There was, for example, no central source of data collection. "There was this kind of secret group of seven doctors -- they called themselves the Wolverines -- who were positioned in interesting places in and around the federal government, who had been together for the better part of 15 years and who had come together whenever there was a threat of a disease outbreak to help organize the country's response," Lewis said. Because the Centers for Disease Control had disbanded the pandemic response unit, the Wolverines essentially went rogue.


Still, however admirable the small team's actions were, they could not keep up with the cascading number of COVID tests. Which were likely more than were reported anyway, since the US did not have adequate tests.


Even after the Chan Zuckerberg Initiative (CZI) and the CA Biohub found a way to develop and distribute the tests for free, Lewis learned that for-profit hospitals couldn't use them because their computers were incapable of coding for a $0 test. And local health offices "were so understaffed and underequipped that they had trouble using the test kits. Most were unable to receive the results electronically; they needed the results faxed to them. Biohub got into the business of buying and delivering fax machines along with the test kits," Lewis wrote.


Meanwhile, the President of the United States continued to stress that states were on their own. In an April 2 letter to New York Senator Charles Schumer, the President wrote, "As you are aware, the Federal Government is merely a back-up for state governments."


State and local officials were faced with the difficult balancing act of getting people back to work while also keeping down the spread of COVID. As early as May 2020, states began tipping the balance, relaxing rules closing retail establishments, restaurants, and bars. No governor prioritized reopening schools; instead, all 50 reopened bars and tattoo parlors.


In January 2021, vaccines were finally available in the US. By then, schools in Oslo and elsewhere in Europe showed that it was safe to reopen schools. But U.S. educators, even after they were vaccinated, were hesitant to return to the classroom.


In Fairfax County, schools finally reopened for in-person learning in April. It was April 2021, a full year after the schools in Oslo had restarted safely.


So what are the lessons to be learned from Norway's experience?

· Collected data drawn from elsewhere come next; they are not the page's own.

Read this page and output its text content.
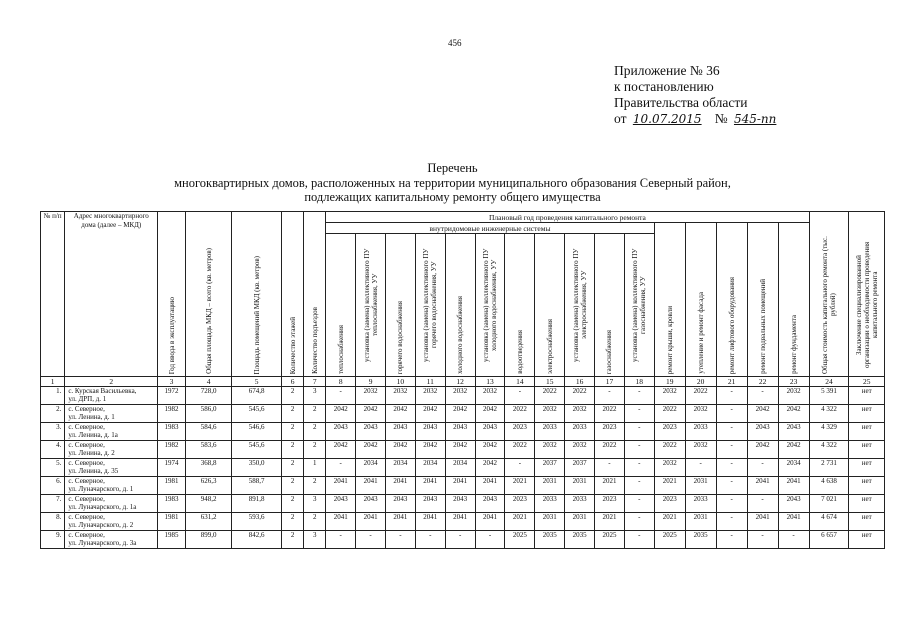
456
Приложение № 36
к постановлению
Правительства области
от 10.07.2015 № 545-пп
Перечень
многоквартирных домов, расположенных на территории муниципального образования Северный район,
подлежащих капитальному ремонту общего имущества
№ п/п	Адрес многоквартирного дома (далее – МКД)	Год ввода в эксплуатацию	Общая площадь МКД – всего (кв. метров)	Площадь помещений МКД (кв. метров)	Количество этажей	Количество подъездов	Плановый год проведения капитального ремонта																Общая стоимость капитального ремонта (тыс. рублей)	Заключение специализированной организации о необходимости проведения капитального ремонта
							внутридомовые инженерные системы											ремонт крыши, кровли	утепление и ремонт фасада	ремонт лифтового оборудования	ремонт подвальных помещений	ремонт фундамента		
							теплоснабжения	установка (замена) коллективного ПУ теплоснабжения, УУ	горячего водоснабжения	установка (замена) коллективного ПУ горячего водоснабжения, УУ	холодного водоснабжения	установка (замена) коллективного ПУ холодного водоснабжения, УУ	водоотведения	электроснабжения	установка (замена) коллективного ПУ электроснабжения, УУ	газоснабжения	установка (замена) коллективного ПУ газоснабжения, УУ							
1	2	3	4	5	6	7	8	9	10	11	12	13	14	15	16	17	18	19	20	21	22	23	24	25
1.	с. Курская Васильевка,
ул. ДРП, д. 1	1972	728,0	674,8	2	3	-	2032	2032	2032	2032	2032	-	2022	2022	-	-	2032	2022	-	-	2032	5 391	нет
2.	с. Северное,
ул. Ленина, д. 1	1982	586,0	545,6	2	2	2042	2042	2042	2042	2042	2042	2022	2032	2032	2022	-	2022	2032	-	2042	2042	4 322	нет
3.	с. Северное,
ул. Ленина, д. 1а	1983	584,6	546,6	2	2	2043	2043	2043	2043	2043	2043	2023	2033	2033	2023	-	2023	2033	-	2043	2043	4 329	нет
4.	с. Северное,
ул. Ленина, д. 2	1982	583,6	545,6	2	2	2042	2042	2042	2042	2042	2042	2022	2032	2032	2022	-	2022	2032	-	2042	2042	4 322	нет
5.	с. Северное,
ул. Ленина, д. 35	1974	368,8	350,0	2	1	-	2034	2034	2034	2034	2042	-	2037	2037	-	-	2032	-	-	-	2034	2 731	нет
6.	с. Северное,
ул. Луначарского, д. 1	1981	626,3	588,7	2	2	2041	2041	2041	2041	2041	2041	2021	2031	2031	2021	-	2021	2031	-	2041	2041	4 638	нет
7.	с. Северное,
ул. Луначарского, д. 1а	1983	948,2	891,8	2	3	2043	2043	2043	2043	2043	2043	2023	2033	2033	2023	-	2023	2033	-	-	2043	7 021	нет
8.	с. Северное,
ул. Луначарского, д. 2	1981	631,2	593,6	2	2	2041	2041	2041	2041	2041	2041	2021	2031	2031	2021	-	2021	2031	-	2041	2041	4 674	нет
9.	с. Северное,
ул. Луначарского, д. 3а	1985	899,0	842,6	2	3	-	-	-	-	-	-	2025	2035	2035	2025	-	2025	2035	-	-	-	6 657	нет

  • As John F. Kennedy said, “To govern is to choose.” Governments chose what to prioritize when they were making decisions about what to close. In Norway, schools were a priority to remain open, so other businesses were closed. In the United States, bars and restaurants opened up first.

  • Schools can neither make nor enforce closure decisions alone. It takes a coordinated effort by all levels of government to keep schools a priority.

  • So OK, the Elsa thing is a little over the top. But states all made decisions about what to reopen first. And all 50 governors - every last one of them - decided to reopen bars and tattoo parlors before reopening schools. Where was Elsa when we needed her?